Il risultato conseguito ci dice che si può contrastare la precarietà e che si può mettere mano ad un sistema degli appalti sempre più corrotto e che ha bisogno di trasparenza” –sono state queste le parole della Camusso.

Alla luce dell’avvenuta conversione, si suppone che la Corte di Cassazione deciderà di non svolgere il referendum stante la corrispondenza dell’intervento legislativo ai quesiti proposti.

Ovviamente, l’abrogazione di tutte le disposizioni relative ai buoni prepagati ha lasciato un vuoto che deve essere tempestivamente colmato con una strumentazione analogamente semplice e conveniente ai fini della regolarizzazione di lavoratori altrimenti condannati alla sommersione.

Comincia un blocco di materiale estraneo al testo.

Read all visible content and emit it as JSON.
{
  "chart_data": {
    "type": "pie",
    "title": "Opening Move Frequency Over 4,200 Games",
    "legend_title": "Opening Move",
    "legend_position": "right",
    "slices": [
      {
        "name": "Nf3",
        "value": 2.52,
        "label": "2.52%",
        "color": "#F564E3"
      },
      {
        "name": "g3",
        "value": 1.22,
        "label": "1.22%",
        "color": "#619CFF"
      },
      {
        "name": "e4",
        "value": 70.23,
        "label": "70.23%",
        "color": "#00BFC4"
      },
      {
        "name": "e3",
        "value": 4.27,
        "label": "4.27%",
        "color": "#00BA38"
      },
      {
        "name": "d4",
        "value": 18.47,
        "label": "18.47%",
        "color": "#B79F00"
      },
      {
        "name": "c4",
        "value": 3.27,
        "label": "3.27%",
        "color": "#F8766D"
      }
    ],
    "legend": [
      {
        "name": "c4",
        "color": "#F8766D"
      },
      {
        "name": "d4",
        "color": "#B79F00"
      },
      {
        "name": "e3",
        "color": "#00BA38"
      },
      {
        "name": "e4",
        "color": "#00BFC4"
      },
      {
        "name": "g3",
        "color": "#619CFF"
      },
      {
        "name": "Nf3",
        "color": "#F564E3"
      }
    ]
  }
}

Con questa consapevolezza, in data 19 aprile (stesso giorno della conversione in legge) è stato, altresì, presentato un disegno di legge ad iniziativa dei senatori Sacconi, Serafini, Berger, Formigoni e Panizza.

Tale disegno contiene “disposizioni in materia di lavoro breve, di  lavoro intermittente e di responsabilità solidale tra committente e appaltatore”, proponendo due vie complementari per l’agevole regolarizzazione delle prestazioni di breve durata: il lavoro breve e quello intermittente liberalizzato.

Il disegno di legge definisce il lavoro breve ai fini di una disciplina speciale che ne dispone la semplice iscrizione e comunicazione telematica su idonea piattaforma INPS, il contestuale accreditamento in misura ridotta dei contributi previdenziali e assicurativi, il pagamento del compenso da parte del committente.

Per “lavoro breve” si intendono tutte le prestazioni che con un singolo committente danno luogo a compensi non superiori a 900 euro in un anno.

Se il prestatore è beneficiario di sussidi pubblici non può superare con più committenti la soglia di 2000 euro.

Questo disegno dispone, inoltre, la semplificazione dei contratti di lavoro intermittente che vengono sottratti alla preventiva definizione dei casi di impiego da parte della contrattazione collettiva e liberati dal vincolo delle fasce di età dei prestatori.

Ulteriore scopo del disegno di legge è poi quello di correggere –così si legge- l’incoerenza del regime di responsabilità solidale negli appalti.

I senatori, in buona sostanza, sostengono che la responsabilità solidale –finalmente liberata dalla possibilità di deroga- in realtà introduce in materia di appalti una responsabilità oggettiva che prescinde integralmente dal dolo o dalla colpa del committente, a tanto aggiungendo che il committente non ha poteri di controllo sull’organizzazione dei fattori produttivi dell’appaltatore.

Intanto,  la CGIL promette di non fermarsi ai due obiettivi conseguiti e di proseguire la sua battaglia con la discussione nelle Commissioni Lavoro del Parlamento, della proposta di legge di iniziativa popolare “Carta dei diritti universali del lavoro” –nuovo Statuto di tutte le lavoratrici e di tutti i lavoratori- al fine di realizzare l’uguaglianza sostanziale tra chi vive del proprio lavoro, a prescindere dalla natura del suo contratto, dipendente o indipendente.

Questo dunque il nuovo scenario, si auspica che il tema “lavoro” venga affrontato con normative adeguate, finalizzate a riaffermare diritti e dignità dei lavoratori.